In November 1941 the German Wehrmacht reached the Ukraine and the Crimea pensinula. There was some forewarning, and preparations made. Three Soviet detachments operated on the Kerch Peninsula under the general command of I.I. Pakhomov. In May 1942 the German Wehrmacht and the Romanian army started an offensive with the code name Unternehmen Trappenjagd (operation bustard hunting) with the goal to occupy the Kerch peninsula. The German surprise attack began on 08-MAY-1942 at 4:15, after 3.5 hours they made a breakthrough. The plan was to contain the 51st Army. But a strong thunderstorm stopped the fight. On 11-MAY-1942 large parts of the Soviet 51st Army were surrounded, but near Kerch was tenacious resistance because they wanted to evacuate as many units as possible across the Strait of Kerch. The battle ended on 20-MAY-1942 and the penisula was occupied.

But there was a nest of resistance in the Adjimushkay Quarries. A defense group was left in Adzhimushkay, led by Colonel Pavel Yagunov. They absorbed retreating soldiers and numerous civilians fleeing the city. At the end several thousand people lived underground, estimates are 10,000 in the Great Adzhimushkay quarries, and 3,000 in the Small Adzhimushkay quarries. The main problem was the lack of supplies and all wells were located outside. In the first time they made sorties to gather water from the wells which were under German control. They also made several counterattacks, including one resulting in the defeat of the Wehrmacht garrison in Adzhimushkay in July. The Germans poisoned the wells by throwing dead Soviet soldiers in. Finally they resorted to extreme techniques of survival like preparing meat of the dead livestock rotting in the mine entrances and gathering water condensed on the mine ceilings. They also dug a 14 m deep well to reach the ground water level by using grenades.

The German army surrounded the quarries with barbed wire fencing, blocked the entrances and bombed and shelled them. Many passages collapsed. And at the end the army proposed the use of gas, but the permission was denied. According to testimonies of survivors it was nevertheless done. And finally in OCT-1942 German forces entered the catacombs and captured the remaining defenders. From the 13,000 people in the quarries at the end only 300 survived, others claimed that only 48 survived. In NOV-1943 the Adzhimushkay quarry area was liberated by units of the Soviet 56th Army.
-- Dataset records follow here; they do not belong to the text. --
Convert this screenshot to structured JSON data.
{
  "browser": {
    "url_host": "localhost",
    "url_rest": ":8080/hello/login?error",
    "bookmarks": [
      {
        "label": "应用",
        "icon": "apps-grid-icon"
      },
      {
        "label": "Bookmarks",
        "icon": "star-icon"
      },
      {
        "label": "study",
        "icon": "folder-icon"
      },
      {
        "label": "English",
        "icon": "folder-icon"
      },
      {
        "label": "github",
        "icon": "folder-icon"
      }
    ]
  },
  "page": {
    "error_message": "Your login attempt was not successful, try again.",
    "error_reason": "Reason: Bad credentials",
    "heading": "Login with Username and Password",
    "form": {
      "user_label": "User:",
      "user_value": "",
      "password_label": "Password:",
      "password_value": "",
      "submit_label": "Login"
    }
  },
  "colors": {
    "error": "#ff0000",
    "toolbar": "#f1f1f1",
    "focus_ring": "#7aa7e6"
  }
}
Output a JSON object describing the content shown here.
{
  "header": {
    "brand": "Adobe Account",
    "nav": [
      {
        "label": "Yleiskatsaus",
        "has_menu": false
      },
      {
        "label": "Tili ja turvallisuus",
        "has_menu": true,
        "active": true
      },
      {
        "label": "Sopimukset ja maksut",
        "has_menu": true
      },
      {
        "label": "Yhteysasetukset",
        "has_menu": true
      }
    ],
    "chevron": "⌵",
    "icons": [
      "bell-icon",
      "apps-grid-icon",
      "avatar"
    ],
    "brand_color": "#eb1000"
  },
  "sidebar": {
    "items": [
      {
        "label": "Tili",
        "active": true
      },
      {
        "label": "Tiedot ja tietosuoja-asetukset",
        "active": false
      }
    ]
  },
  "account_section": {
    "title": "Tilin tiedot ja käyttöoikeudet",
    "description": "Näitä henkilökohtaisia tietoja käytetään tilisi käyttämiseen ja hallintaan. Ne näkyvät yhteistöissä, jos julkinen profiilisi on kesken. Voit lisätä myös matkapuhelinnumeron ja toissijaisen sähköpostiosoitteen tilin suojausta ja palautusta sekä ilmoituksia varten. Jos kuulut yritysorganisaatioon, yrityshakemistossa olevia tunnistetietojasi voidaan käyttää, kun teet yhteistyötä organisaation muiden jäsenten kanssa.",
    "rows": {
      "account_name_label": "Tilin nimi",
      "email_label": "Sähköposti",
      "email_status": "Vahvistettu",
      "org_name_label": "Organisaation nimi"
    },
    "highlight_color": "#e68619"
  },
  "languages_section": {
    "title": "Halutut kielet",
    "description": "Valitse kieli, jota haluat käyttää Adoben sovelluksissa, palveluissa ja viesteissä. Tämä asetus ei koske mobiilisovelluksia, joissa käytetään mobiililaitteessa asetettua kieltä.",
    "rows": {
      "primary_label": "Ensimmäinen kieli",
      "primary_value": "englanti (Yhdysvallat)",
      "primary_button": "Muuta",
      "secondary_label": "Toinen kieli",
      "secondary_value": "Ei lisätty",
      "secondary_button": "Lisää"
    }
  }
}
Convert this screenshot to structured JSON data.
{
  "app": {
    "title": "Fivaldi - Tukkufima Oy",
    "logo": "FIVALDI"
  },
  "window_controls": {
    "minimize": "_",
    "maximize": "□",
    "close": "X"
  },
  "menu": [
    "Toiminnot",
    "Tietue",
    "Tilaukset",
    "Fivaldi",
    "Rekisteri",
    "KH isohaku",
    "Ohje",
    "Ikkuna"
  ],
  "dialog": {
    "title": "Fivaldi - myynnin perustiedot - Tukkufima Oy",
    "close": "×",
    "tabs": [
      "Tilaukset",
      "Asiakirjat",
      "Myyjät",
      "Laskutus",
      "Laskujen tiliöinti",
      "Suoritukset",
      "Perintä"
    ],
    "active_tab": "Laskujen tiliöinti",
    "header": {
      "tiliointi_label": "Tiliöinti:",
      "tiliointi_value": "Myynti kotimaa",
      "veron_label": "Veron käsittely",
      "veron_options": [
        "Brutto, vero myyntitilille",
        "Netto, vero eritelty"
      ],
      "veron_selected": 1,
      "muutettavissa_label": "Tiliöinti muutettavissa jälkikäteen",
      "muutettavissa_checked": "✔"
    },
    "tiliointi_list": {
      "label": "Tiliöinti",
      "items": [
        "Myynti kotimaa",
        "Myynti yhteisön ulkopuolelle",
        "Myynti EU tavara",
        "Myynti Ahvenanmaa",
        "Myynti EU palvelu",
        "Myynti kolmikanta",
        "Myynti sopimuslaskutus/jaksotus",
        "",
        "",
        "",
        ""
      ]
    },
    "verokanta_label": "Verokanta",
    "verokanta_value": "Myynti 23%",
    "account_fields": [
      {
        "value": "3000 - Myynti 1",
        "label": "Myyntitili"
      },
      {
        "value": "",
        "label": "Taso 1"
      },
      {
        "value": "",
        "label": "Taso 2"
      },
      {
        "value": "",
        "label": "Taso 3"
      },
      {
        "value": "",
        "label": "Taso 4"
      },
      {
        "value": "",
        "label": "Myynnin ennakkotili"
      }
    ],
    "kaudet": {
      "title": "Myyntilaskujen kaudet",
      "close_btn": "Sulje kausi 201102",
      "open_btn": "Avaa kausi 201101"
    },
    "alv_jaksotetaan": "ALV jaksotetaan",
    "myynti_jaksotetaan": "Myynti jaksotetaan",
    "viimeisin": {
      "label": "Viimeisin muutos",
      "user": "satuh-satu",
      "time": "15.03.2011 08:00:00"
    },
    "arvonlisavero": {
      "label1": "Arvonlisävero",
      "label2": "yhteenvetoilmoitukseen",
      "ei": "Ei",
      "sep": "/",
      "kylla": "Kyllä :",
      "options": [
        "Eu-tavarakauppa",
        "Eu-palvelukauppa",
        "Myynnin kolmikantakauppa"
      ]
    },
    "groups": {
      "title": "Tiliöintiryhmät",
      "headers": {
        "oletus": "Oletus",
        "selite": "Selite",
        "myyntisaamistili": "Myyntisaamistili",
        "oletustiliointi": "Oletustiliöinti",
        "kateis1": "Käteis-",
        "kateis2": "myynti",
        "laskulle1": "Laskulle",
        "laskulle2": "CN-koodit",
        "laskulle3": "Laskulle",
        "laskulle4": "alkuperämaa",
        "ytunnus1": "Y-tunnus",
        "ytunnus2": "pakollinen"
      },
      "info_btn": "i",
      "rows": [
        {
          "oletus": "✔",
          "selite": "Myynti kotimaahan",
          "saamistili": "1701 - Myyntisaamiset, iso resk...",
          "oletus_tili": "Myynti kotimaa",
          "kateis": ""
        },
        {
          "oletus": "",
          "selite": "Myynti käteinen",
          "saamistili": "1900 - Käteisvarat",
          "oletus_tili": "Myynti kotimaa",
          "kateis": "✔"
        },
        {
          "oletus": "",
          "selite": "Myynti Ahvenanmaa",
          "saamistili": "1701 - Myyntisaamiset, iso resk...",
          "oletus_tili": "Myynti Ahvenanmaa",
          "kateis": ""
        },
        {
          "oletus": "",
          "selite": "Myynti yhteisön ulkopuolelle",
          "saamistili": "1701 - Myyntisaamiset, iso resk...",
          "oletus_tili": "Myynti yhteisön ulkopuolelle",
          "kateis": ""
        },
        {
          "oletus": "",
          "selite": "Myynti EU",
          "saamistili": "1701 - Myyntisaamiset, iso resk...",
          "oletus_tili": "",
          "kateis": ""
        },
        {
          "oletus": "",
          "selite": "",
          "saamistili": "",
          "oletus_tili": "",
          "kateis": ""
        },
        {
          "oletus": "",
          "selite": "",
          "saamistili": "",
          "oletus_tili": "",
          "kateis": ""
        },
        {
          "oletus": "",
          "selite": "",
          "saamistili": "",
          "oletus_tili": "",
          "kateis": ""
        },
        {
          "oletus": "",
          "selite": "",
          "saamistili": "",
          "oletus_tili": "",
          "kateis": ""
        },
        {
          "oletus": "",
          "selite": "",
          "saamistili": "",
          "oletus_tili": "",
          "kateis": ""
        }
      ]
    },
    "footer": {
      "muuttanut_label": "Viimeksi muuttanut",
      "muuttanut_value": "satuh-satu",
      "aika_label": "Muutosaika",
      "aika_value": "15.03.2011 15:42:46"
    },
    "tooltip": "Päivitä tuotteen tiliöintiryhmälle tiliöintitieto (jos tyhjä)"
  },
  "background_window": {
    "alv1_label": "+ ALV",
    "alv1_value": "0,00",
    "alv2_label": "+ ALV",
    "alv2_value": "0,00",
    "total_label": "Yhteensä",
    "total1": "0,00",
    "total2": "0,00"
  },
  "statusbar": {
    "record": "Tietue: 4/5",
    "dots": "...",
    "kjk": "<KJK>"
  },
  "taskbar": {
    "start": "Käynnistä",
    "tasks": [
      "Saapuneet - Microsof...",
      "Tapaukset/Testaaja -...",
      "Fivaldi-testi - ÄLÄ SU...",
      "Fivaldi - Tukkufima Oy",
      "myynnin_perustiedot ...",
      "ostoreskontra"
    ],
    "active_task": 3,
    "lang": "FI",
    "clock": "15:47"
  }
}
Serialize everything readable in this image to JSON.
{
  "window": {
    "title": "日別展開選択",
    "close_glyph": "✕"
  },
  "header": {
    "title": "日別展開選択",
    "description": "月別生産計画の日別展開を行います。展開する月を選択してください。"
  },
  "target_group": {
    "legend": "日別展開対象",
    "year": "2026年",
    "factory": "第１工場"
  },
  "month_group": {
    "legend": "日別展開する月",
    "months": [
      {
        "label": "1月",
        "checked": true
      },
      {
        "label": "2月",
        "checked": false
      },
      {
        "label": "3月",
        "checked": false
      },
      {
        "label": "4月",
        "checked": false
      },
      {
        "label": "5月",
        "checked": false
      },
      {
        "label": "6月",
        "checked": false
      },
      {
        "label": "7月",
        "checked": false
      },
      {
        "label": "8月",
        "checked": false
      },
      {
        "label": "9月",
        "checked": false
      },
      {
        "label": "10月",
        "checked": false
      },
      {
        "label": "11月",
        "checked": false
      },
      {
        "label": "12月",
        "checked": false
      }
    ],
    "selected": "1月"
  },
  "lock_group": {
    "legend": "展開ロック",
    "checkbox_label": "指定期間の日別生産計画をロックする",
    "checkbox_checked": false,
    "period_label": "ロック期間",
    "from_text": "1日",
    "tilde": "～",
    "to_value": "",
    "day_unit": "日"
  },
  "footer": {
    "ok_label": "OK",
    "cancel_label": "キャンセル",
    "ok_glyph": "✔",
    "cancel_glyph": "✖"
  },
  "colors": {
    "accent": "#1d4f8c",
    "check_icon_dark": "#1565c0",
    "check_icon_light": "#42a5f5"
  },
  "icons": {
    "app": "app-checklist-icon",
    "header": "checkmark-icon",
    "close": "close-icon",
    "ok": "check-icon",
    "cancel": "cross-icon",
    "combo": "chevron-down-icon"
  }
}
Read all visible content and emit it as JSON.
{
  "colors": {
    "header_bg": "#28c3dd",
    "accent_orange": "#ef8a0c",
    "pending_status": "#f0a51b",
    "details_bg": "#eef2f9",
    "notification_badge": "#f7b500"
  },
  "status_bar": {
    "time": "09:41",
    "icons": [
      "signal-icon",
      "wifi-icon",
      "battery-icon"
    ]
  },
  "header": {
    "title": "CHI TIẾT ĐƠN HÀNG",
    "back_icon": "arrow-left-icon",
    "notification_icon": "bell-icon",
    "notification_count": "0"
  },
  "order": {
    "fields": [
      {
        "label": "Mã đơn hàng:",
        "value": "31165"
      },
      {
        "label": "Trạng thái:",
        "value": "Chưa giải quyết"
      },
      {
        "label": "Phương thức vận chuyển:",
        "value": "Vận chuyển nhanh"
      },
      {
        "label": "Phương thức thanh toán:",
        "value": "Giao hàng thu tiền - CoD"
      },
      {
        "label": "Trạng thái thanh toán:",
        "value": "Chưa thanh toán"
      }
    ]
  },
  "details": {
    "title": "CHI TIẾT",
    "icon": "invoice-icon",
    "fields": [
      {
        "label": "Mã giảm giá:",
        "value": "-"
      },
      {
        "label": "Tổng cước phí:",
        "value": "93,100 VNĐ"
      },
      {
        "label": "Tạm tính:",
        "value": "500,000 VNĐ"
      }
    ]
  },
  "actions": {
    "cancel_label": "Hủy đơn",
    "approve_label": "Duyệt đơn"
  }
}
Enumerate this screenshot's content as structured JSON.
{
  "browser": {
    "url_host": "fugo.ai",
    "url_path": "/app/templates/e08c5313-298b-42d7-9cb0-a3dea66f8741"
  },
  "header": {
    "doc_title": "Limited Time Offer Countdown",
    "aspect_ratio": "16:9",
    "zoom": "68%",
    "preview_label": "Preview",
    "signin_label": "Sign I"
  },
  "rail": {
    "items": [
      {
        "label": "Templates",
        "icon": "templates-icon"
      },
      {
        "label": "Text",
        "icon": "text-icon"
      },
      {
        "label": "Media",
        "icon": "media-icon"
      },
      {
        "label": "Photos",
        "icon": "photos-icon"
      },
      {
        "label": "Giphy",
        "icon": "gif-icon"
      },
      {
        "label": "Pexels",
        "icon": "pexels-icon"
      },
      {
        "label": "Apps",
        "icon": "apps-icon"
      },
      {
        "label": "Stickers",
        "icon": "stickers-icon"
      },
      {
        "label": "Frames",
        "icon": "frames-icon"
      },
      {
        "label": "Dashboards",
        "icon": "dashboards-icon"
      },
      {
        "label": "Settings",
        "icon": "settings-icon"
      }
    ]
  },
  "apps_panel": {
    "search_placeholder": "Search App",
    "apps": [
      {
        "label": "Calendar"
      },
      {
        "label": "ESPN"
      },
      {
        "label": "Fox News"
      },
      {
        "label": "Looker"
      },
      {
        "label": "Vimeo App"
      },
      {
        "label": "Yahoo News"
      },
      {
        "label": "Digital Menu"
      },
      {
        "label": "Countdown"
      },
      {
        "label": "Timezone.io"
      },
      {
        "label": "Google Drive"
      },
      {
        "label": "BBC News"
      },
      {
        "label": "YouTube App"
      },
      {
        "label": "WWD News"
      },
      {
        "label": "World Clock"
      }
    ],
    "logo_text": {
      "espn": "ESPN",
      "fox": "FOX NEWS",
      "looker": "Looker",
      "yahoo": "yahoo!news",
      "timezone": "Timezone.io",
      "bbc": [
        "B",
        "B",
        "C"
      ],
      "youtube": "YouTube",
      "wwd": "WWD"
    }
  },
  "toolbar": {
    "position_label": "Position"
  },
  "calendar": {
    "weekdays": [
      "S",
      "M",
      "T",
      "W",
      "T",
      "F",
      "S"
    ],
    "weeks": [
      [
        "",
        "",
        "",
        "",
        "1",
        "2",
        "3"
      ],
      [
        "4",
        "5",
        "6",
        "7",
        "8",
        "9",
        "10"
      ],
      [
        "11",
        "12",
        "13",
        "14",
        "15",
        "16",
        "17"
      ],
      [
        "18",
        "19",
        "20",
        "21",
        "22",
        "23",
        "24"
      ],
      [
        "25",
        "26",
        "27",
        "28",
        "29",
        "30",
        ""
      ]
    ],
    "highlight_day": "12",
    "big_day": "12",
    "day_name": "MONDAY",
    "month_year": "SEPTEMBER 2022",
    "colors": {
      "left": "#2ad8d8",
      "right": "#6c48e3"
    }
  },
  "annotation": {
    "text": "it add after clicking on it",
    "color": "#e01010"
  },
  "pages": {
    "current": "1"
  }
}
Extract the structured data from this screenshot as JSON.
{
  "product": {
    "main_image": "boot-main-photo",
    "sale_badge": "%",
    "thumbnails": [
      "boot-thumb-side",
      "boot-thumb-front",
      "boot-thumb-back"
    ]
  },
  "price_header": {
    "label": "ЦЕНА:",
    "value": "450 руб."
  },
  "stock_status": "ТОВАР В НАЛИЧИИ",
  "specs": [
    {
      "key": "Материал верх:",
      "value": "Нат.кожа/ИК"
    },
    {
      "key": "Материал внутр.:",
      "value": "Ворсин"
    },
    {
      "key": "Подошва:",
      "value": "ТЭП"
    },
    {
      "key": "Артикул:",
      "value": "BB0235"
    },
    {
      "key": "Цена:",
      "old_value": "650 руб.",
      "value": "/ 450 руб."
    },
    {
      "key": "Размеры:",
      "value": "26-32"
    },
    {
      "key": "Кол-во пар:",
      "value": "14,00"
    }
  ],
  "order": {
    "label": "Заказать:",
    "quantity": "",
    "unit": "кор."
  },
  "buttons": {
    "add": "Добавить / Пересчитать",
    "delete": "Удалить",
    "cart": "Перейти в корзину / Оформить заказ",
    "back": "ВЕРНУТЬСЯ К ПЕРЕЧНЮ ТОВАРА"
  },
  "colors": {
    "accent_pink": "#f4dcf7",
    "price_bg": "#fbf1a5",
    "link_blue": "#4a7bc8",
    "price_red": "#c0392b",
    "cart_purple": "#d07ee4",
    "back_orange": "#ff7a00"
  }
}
After the war the place soon became a sort of war memorial. The museum was opened in 1966, and during the 1970s and 1980s 13 speleological and archaeological expeditions into the quarries were carried out. Finally in 1982 a memorial to the heroes of the Adzhimushkai quarries was opened. Until 1983 2 million people visited the underground museum. There were numerous books written about the story and even movies made. Most famous is the movie Сошедшие с небес from 1986, which is almost unknown in the west, but nevertheless boasts 7.6 stars on imdb. The same rating as Lethal Weapon.

There is not much to say about the underground exhibition, The quarries are rather common, horizontal, flat floor and ceiling, room and pillar. The exhibition is solely on the war history. The description of expeditions into the quarry consist mainly of lists of participants and which party of which socialist country send them as a delegation to participate in the heroic attempt. That's quite different from regular caving expeditions, and its funny only for a very short time. However, the museum has been completely refurbished in 2008 and is now very well designed. Good lighting, modern design and based of the results of search work and analysis of preserved documents.